3 ТОМ (2004-2011 гг.)
    ИЗДАТЕЛЬСТВО «Десять тысяч слов»  
  ЧЕЛЯБИНСК, 2011 г.  
     
   
   
         
   
   
 

ЕКАТЕРИНА СИМОНОВА

 

* * * (2004)
но я не знаю что там будет дальше
тебя во мне ещё не родилось
и Случай спит обняв земную ось
и хитрый бог пока муслинит пальчик

над этою страницею без лажи
пока тебе там места не нашлось
ты обдираешь винограда гроздь
и сквозь стекло дождя кому-то машешь

ненастоящая но всё-таки почти
живая точно бабочка в горсти
совсем не видно но ладонь щекочет

и что случится в общем всё равно
всё что случится это лишь кино
где жизнь и смерть всегда любви короче

* * * (2009)
она начинает считать с конца
листья на самой высокой ветке рябь на воде
за ветром и волосами не видно её лица
где ты моя дурочка где

твои кружевные штанишки твои перламутровые пуговки карандаши
обгрызенные как ногти зелёные как трава
в которой цветёт земляника над которой снуют стрижи
слава богу все мы уходим туда куда

в воздухе слаще малинового киселя
вязнут мухи как в малиновом киселе
она ни слова больше не говоря
качается на качелях как в петле

* * * (2011)
сад обездвижен, обморожен,
как будто ватой переложен
гербарий нежный и густой
в заветной книге городской.
ты открываешь и читаешь,
снег падает, но ты летаешь,
во льду простудном и весеннем
впечатана, как лист осенний:
хрупчайший саван и ночлег,
разорванный на свет и снег.

* * * (2010)
Ночной веранды тонущий кораблик
Пока живёт.
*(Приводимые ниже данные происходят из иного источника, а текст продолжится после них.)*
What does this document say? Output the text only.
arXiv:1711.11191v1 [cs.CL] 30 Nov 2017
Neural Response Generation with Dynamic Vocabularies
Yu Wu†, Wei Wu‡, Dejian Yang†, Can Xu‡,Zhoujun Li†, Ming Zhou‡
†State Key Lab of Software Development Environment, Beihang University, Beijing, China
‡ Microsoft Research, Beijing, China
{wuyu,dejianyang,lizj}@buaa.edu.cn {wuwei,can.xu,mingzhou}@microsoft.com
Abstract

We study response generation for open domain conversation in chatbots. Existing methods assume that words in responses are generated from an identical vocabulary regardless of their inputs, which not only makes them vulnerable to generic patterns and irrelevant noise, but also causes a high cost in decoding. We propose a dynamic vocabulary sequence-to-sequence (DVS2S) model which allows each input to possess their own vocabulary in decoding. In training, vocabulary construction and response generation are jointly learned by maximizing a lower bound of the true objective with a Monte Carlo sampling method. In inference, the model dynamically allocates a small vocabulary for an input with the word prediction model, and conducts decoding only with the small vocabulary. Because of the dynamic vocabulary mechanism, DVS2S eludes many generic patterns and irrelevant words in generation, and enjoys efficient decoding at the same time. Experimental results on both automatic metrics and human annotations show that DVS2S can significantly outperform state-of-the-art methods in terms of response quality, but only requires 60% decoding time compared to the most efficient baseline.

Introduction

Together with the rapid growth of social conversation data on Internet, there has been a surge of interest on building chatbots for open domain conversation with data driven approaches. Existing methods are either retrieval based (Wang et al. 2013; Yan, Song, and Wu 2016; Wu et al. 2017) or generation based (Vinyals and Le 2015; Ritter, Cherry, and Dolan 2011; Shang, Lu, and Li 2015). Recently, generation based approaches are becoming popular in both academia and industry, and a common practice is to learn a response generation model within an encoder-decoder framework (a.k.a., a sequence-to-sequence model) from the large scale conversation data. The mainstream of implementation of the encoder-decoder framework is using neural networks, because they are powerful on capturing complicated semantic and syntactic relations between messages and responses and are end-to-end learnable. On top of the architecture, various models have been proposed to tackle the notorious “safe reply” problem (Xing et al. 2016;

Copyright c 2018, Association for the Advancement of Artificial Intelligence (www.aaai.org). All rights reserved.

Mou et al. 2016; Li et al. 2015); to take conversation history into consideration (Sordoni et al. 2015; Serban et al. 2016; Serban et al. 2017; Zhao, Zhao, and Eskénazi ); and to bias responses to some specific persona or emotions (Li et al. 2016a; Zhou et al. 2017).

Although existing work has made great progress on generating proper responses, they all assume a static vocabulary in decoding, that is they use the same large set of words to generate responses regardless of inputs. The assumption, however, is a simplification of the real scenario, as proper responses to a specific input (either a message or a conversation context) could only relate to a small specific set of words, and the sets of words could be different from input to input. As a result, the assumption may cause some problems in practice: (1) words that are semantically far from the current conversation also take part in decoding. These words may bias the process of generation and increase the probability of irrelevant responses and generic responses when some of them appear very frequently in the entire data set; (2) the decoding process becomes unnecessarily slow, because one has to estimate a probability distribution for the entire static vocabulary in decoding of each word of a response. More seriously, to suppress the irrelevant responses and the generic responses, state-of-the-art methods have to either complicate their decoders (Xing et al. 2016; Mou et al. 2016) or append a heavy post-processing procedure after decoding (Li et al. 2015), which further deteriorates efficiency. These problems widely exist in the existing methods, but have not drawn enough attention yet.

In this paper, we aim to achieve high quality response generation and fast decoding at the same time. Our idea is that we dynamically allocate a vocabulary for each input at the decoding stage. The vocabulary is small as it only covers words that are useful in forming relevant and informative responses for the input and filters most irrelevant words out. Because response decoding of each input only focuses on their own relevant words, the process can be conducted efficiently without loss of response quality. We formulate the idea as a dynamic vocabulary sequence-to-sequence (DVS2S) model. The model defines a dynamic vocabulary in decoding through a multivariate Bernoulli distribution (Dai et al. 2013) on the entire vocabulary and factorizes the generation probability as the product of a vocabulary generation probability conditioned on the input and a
И, вглядываясь в злую темноту,
Она повыше лампу подымает,
И осень замирает на лету.

И в глубине израненного сада
Складные лапки всех жуков и жаб
Блестят, как ножницы, как звёздные заплатки
На времени, глухом, как чёрный драп.

О, шелест ласточек с намокшим опереньем,
О, сладкий запах керосина и разбухших рам,
Застывших в водяном оцепененьи,
О, голая трава, напополам

Распластанная, будто рыба
На кухонном бесчувственном столе,
Отчаянье поваренною книгой
Раскрыто, но записано нигде.

К тебе твои любимые вернутся,
Но не твои, поэтому – твои.
Ты думаешь – они не отзовутся,
Но имени не нужно для любви.

* * * (2010)
Взлетающие качели, гуттаперчевые вертихвостки,
Косами хлещущие о доски,
Точно рыба хвостом в ведре,
Весёлые прачки на зимней реке,

Выбивающие вальками дробь цирковую –
Вверх-вниз, я ли тебя не утешу, я ли тебя поцелую? –
Качели скрипят, развеваются пелеринки,
Малиновые щёки, розаны, девочки-малиновки,

Ботинки на пуговках, смеющийся миндаль,
Не ведомы горе и горечь, но неведомая печаль –
Разломленный на троих горячий крендель –
Вкуснее любви и дороже денег.

Зима (2011)

Адель берёт коньки
И чёрненькую муфту.
Легко идти, дышать.
Какие стеклодувы

На высохших ветвях
Прозрачные сосуды
Развесили, шутя?
Январь похож на чудо.

Ей из саней кивнёт
Прекрасная Паллада,
С ней Князев и Кузмин,
Скандалы и досады.

В кондитерской Адель,
Где воздух шоколаден,
Пьёт кофе с коньяком,
И гроздью винограда

(Хоть рот открой и жди)
Висит над ней молчанье,
Не подберёшь ключа,
Адель не перестанет

Казаться нам такой,
Какой она едва ли
В действительности есть.
Перманганата калий

Так в яркое вино
Преображает воду,
Пусть только лишь на вид –
Обманывать природу,

Прикидываться льдом –
Вот женская отрада.
Воробышки в окне
Стучат куда не надо.

Адель на них глядит,
Как женщина от Блока.
Хоть Блок и знаменит –
Он в женщинах не дока.

* * * (2010)
Ты умираешь, точнее, просто перестаёшь звать
Акробаток, спускающихся вниз на атласных шнурах,
Беленьких девочек в газовых платьях сна,
Разбивающих ананасные кольца льда.

Они висят над тобой, раскачиваются, дрожат,
Хрустальные шарики небесных люстр,
Они улыбаются, глядят без чувств,
И невидимые зрители вместе с тобой в темноте глядят

На эти балетные туфельки с вощёным носком,
Юбки, крутящиеся, как серсо,
Круглые рты – нежные буквы «о»,
Растягивающие твою жизнь, как аккордеон,

Ольга, Татьяна, Мария, Анастасия, имена легче, чем беличий мех,
И ты замираешь, прислушиваешься, сам вытягиваешься вверх,
Вытаскиваешь белые ленты из их волос,
Опустошённый, как коробка из-под папирос.

* * * (2010)
отражение выпадывает как ты
с перехваченным горлом вылавливая темноту
из города висящего вниз головой
как безнадёжная кукла, парчовый куль.

оборачиваешься, спотыкаешься, оборачиваешься опять –
скрипучий флюгер, жалобная жесть
вода ветер снова улицы и вода
помогают дальше дышать, ненавидеть, видеть, терпеть, вертеть.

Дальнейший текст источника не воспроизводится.